论文标题
将变量转换为中心正态性
Transforming variables to central normality
论文作者
论文摘要
许多真实的数据集都包含数值特征(变量),其分布远非正常(高斯)。相反,它们的分布通常是偏斜的。为了处理此类数据,习惯上是预处理变量以使它们更正。 Box-Cox和Yeo-Johnson转换是众所周知的工具。但是,其转换参数的标准最大似然估计器对异常值高度敏感,并且通常会以数据中心部分的正态性为代价向内移动离群值。我们提出了对这些转换的修改以及对异常值鲁棒的转换参数的估计器,因此中心的转换数据可能大致正常,并且一些异常值可能会偏离它。它与广泛的仿真研究和实际数据中的现有技术相比有利。
Many real data sets contain numerical features (variables) whose distribution is far from normal (gaussian). Instead, their distribution is often skewed. In order to handle such data it is customary to preprocess the variables to make them more normal. The Box-Cox and Yeo-Johnson transformations are well-known tools for this. However, the standard maximum likelihood estimator of their transformation parameter is highly sensitive to outliers, and will often try to move outliers inward at the expense of the normality of the central part of the data.
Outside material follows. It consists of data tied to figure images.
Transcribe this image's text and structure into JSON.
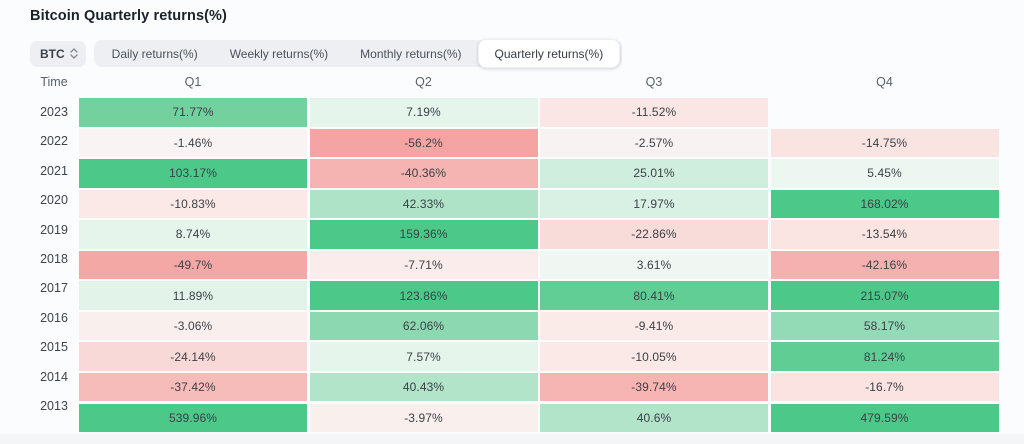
{
  "header": {
    "title": "Bitcoin Quarterly returns(%)"
  },
  "controls": {
    "asset_selector": {
      "value": "BTC",
      "icon": "updown-chevron-icon"
    },
    "tabs": [
      {
        "key": "daily",
        "label": "Daily returns(%)",
        "selected": false
      },
      {
        "key": "weekly",
        "label": "Weekly returns(%)",
        "selected": false
      },
      {
        "key": "monthly",
        "label": "Monthly returns(%)",
        "selected": false
      },
      {
        "key": "quarterly",
        "label": "Quarterly returns(%)",
        "selected": true
      }
    ]
  },
  "chart_data": {
    "type": "heatmap",
    "title": "Bitcoin Quarterly returns(%)",
    "columns": [
      "Time",
      "Q1",
      "Q2",
      "Q3",
      "Q4"
    ],
    "legend": "green = positive return, red = negative return, intensity scales with magnitude",
    "colors": {
      "positive_strong": "#4cc888",
      "negative_strong": "#f4a5a3",
      "text": "#3c4148"
    },
    "rows": [
      {
        "year": "2023",
        "cells": [
          {
            "q": "Q1",
            "value": "71.77%",
            "color": "#73d19f"
          },
          {
            "q": "Q2",
            "value": "7.19%",
            "color": "#e6f5ec"
          },
          {
            "q": "Q3",
            "value": "-11.52%",
            "color": "#fae7e5"
          },
          {
            "q": "Q4",
            "value": null,
            "color": null
          }
        ]
      },
      {
        "year": "2022",
        "cells": [
          {
            "q": "Q1",
            "value": "-1.46%",
            "color": "#f8f4f3"
          },
          {
            "q": "Q2",
            "value": "-56.2%",
            "color": "#f4a5a3"
          },
          {
            "q": "Q3",
            "value": "-2.57%",
            "color": "#f8f3f2"
          },
          {
            "q": "Q4",
            "value": "-14.75%",
            "color": "#fae4e2"
          }
        ]
      },
      {
        "year": "2021",
        "cells": [
          {
            "q": "Q1",
            "value": "103.17%",
            "color": "#4cc888"
          },
          {
            "q": "Q2",
            "value": "-40.36%",
            "color": "#f5b3b1"
          },
          {
            "q": "Q3",
            "value": "25.01%",
            "color": "#d0eedd"
          },
          {
            "q": "Q4",
            "value": "5.45%",
            "color": "#edf6f0"
          }
        ]
      },
      {
        "year": "2020",
        "cells": [
          {
            "q": "Q1",
            "value": "-10.83%",
            "color": "#fae9e7"
          },
          {
            "q": "Q2",
            "value": "42.33%",
            "color": "#aee3c7"
          },
          {
            "q": "Q3",
            "value": "17.97%",
            "color": "#d9f1e4"
          },
          {
            "q": "Q4",
            "value": "168.02%",
            "color": "#4cc888"
          }
        ]
      },
      {
        "year": "2019",
        "cells": [
          {
            "q": "Q1",
            "value": "8.74%",
            "color": "#e6f5ec"
          },
          {
            "q": "Q2",
            "value": "159.36%",
            "color": "#4cc888"
          },
          {
            "q": "Q3",
            "value": "-22.86%",
            "color": "#f8dcda"
          },
          {
            "q": "Q4",
            "value": "-13.54%",
            "color": "#fae5e3"
          }
        ]
      },
      {
        "year": "2018",
        "cells": [
          {
            "q": "Q1",
            "value": "-49.7%",
            "color": "#f4a8a6"
          },
          {
            "q": "Q2",
            "value": "-7.71%",
            "color": "#faeceA"
          },
          {
            "q": "Q3",
            "value": "3.61%",
            "color": "#f0f7f3"
          },
          {
            "q": "Q4",
            "value": "-42.16%",
            "color": "#f5b1af"
          }
        ]
      },
      {
        "year": "2017",
        "cells": [
          {
            "q": "Q1",
            "value": "11.89%",
            "color": "#e2f4ea"
          },
          {
            "q": "Q2",
            "value": "123.86%",
            "color": "#4cc888"
          },
          {
            "q": "Q3",
            "value": "80.41%",
            "color": "#60ce95"
          },
          {
            "q": "Q4",
            "value": "215.07%",
            "color": "#4cc888"
          }
        ]
      },
      {
        "year": "2016",
        "cells": [
          {
            "q": "Q1",
            "value": "-3.06%",
            "color": "#f9f0ee"
          },
          {
            "q": "Q2",
            "value": "62.06%",
            "color": "#8cd9b1"
          },
          {
            "q": "Q3",
            "value": "-9.41%",
            "color": "#faeae8"
          },
          {
            "q": "Q4",
            "value": "58.17%",
            "color": "#93dbb6"
          }
        ]
      },
      {
        "year": "2015",
        "cells": [
          {
            "q": "Q1",
            "value": "-24.14%",
            "color": "#f8d9d7"
          },
          {
            "q": "Q2",
            "value": "7.57%",
            "color": "#e6f5ec"
          },
          {
            "q": "Q3",
            "value": "-10.05%",
            "color": "#fae9e7"
          },
          {
            "q": "Q4",
            "value": "81.24%",
            "color": "#5fcd94"
          }
        ]
      },
      {
        "year": "2014",
        "cells": [
          {
            "q": "Q1",
            "value": "-37.42%",
            "color": "#f6bcba"
          },
          {
            "q": "Q2",
            "value": "40.43%",
            "color": "#b2e4ca"
          },
          {
            "q": "Q3",
            "value": "-39.74%",
            "color": "#f6b5b3"
          },
          {
            "q": "Q4",
            "value": "-16.7%",
            "color": "#fae3e1"
          }
        ]
      },
      {
        "year": "2013",
        "cells": [
          {
            "q": "Q1",
            "value": "539.96%",
            "color": "#4cc888"
          },
          {
            "q": "Q2",
            "value": "-3.97%",
            "color": "#f9f0ee"
          },
          {
            "q": "Q3",
            "value": "40.6%",
            "color": "#b2e4ca"
          },
          {
            "q": "Q4",
            "value": "479.59%",
            "color": "#4cc888"
          }
        ]
      }
    ]
  }
}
We propose a modification of these transformations as well as an estimator of the transformation parameter that is robust to outliers, so the transformed data can be approximately normal in the center and a few outliers may deviate from it. It compares favorably to existing techniques in an extensive simulation study and on real data.